Sejumlah nelayan membongkar ikan dari kapal yang merapat di Pelabuhan Perikanan Pantai (PPP) Sadeng, Kecamatan Girisubo, belum lama ini. - Istimewa/Dokumen DKP DIY
27 April 2020 23:12 WIB Yudhi Kusdiyanto Gunungkidul Share :

Harianjogja.com, GUNUNGKIDUL—Di tengah pandemi Corona di mana semua objek wisata pantai ditutup, aktivitas nelayan di DIY masih berjalan seperti biasanya. Hal ini terlihat di Pelabuhan Perikanan Pantai (PPP) Sadeng yang tetap melaut. Bahkan saat ini nelayan panen hasil tangkapan ikan.

Kepala Dinas Kelautan dan Perikanan DIY, Bayu Mukti Sasongko, mengungkapkan di tengah pandemi Covid 19, jajarannya untuk sementara tidak mengizinkan kapal dari luar untuk berlabuh di PPP Sadeng. Hal ini dilakukan guna memutus rantai penyebaran Corona.

“Selama tanggap darurat Covid-19 nelayan di sepanjang pantai di DIY tetap melaut. Bahkan ketersediaan ikan di PPP Sadeng meningkat meskipun kapal dari luar tidak masuk ke pelabuhan,” katanya, dalam rilis yang diterima Harian Jogja, Senin (27/4/2020).

Bayu menjelaskan dalam kurun tiga bulan mulai Januari hasil tangkapan ikan di Pantai Sadeng mencapai 190 ton, Februari naik menjadi 360 ton dan Maret sebesar 350 ton. Angka tersebut meningkat dibandingkan dengan bulan-bulan sebelumnya. Menurutnya, hasil tangkapan ikan meningkat karenakan kapal lokal cukup banyak, rata-rata terdapat 500 nelayan lokal yang setiap harinya melaut. “Sektor perikanan sangat menjanjikan untuk meningkatkan ekonomi warga apalagi saat musim ikan seperti sekarang ini. Tahun ini hasil produksi perikanan lebih tinggi,” kata Bayu.

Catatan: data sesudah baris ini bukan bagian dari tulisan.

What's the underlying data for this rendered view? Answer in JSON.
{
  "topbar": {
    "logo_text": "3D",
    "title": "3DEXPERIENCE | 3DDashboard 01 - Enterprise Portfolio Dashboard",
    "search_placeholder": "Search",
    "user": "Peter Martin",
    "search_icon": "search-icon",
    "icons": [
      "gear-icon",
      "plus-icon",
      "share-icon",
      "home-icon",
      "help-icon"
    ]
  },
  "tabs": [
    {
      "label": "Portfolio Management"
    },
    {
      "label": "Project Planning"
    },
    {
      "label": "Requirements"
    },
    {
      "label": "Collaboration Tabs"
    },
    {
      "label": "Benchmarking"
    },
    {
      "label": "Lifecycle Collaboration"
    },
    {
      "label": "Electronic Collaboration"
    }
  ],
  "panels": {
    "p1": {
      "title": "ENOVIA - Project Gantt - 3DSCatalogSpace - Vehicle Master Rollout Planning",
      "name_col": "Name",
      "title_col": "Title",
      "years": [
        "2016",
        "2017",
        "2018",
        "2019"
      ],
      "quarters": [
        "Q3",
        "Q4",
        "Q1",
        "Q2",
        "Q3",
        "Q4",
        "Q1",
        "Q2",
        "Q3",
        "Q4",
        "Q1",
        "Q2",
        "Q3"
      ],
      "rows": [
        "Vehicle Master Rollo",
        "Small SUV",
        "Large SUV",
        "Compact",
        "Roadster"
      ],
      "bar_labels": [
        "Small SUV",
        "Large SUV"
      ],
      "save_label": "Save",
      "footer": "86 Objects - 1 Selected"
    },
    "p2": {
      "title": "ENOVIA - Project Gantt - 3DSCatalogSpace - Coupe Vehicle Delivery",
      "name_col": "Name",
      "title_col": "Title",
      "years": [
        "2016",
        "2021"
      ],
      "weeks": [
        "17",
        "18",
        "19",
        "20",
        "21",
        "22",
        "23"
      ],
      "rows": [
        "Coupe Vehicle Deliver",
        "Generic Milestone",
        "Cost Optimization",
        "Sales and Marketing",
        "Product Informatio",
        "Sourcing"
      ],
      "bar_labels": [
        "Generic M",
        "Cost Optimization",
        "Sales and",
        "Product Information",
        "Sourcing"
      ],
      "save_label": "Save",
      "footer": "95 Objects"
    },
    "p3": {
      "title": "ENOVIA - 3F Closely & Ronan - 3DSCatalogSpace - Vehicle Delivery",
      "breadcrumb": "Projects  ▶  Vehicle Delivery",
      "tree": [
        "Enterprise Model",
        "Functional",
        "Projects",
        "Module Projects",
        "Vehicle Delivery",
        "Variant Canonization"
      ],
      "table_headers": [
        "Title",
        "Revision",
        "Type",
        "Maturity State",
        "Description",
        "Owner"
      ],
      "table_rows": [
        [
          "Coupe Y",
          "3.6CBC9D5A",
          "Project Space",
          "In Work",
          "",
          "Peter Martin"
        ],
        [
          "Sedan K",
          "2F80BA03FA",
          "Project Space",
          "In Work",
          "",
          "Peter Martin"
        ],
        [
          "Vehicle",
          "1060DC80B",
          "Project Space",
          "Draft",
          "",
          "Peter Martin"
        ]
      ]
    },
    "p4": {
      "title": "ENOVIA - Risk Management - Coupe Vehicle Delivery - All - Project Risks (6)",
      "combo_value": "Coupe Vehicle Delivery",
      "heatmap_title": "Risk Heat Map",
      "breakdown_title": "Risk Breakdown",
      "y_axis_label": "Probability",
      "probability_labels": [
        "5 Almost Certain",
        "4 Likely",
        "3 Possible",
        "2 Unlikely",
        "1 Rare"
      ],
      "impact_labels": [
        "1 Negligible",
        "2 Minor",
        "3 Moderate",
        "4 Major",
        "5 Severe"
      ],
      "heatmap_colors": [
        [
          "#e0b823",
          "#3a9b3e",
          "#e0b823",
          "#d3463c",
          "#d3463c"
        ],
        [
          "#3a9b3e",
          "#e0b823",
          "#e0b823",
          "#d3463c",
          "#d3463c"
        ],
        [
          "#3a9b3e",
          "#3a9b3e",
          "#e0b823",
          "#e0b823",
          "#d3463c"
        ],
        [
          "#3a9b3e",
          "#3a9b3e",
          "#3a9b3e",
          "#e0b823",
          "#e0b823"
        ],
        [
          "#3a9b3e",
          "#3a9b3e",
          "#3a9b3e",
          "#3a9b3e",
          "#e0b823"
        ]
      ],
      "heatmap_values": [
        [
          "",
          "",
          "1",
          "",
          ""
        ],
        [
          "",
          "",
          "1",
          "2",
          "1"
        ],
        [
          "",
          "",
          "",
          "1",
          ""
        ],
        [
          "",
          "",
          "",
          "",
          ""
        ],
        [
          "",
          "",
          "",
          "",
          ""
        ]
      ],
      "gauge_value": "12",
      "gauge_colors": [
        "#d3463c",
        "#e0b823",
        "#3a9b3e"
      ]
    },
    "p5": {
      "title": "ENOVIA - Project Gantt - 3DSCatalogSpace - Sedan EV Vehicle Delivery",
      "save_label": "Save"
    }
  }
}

Kepala Pelabuhan Perikanan Pantai Sadeng, Darmadi, mengatakan produksi ikan di Sadeng meningkat terutama pada April hingga Desember. Berdasarkan data produksi, pada 1-19 April 2020 tercatat hasil tangkapan ikan sebesar 99 ton atau senilai Rp2,6 miliar. Menurutnya, produksi perikanan tangkap tidak terlalu tepengaruh Covid-19.

“Hingga April ini harga ikan untuk ekspor tetap stabil namun untuk memenuhi kebutuhan lokal harganya menurun. Ikan yang ditangkap nelayan bermacam-macam namun sebagian besar berupa tuna, cakalang dan layur yang merupakan ikan ekspor. Nelayan menggunakan perahu motor dengan ukuran kurang dari lima grosston (GT) hingga 45GT serta perahu motor tempel untuk melaut,” kata Darmadi.

Darmadi menambahkan, salah satu kapal yakni KM Restu Putra dengan kapasitas 58GT pada Minggu (26/4) membongkar hasil tangkapan sebanyak 25 ton di PPP Sadeng setelah sembilan hari melaut. Hal tersebut menjadi sebuah capaian yang bagus di masa panen ikan seperti saat ini.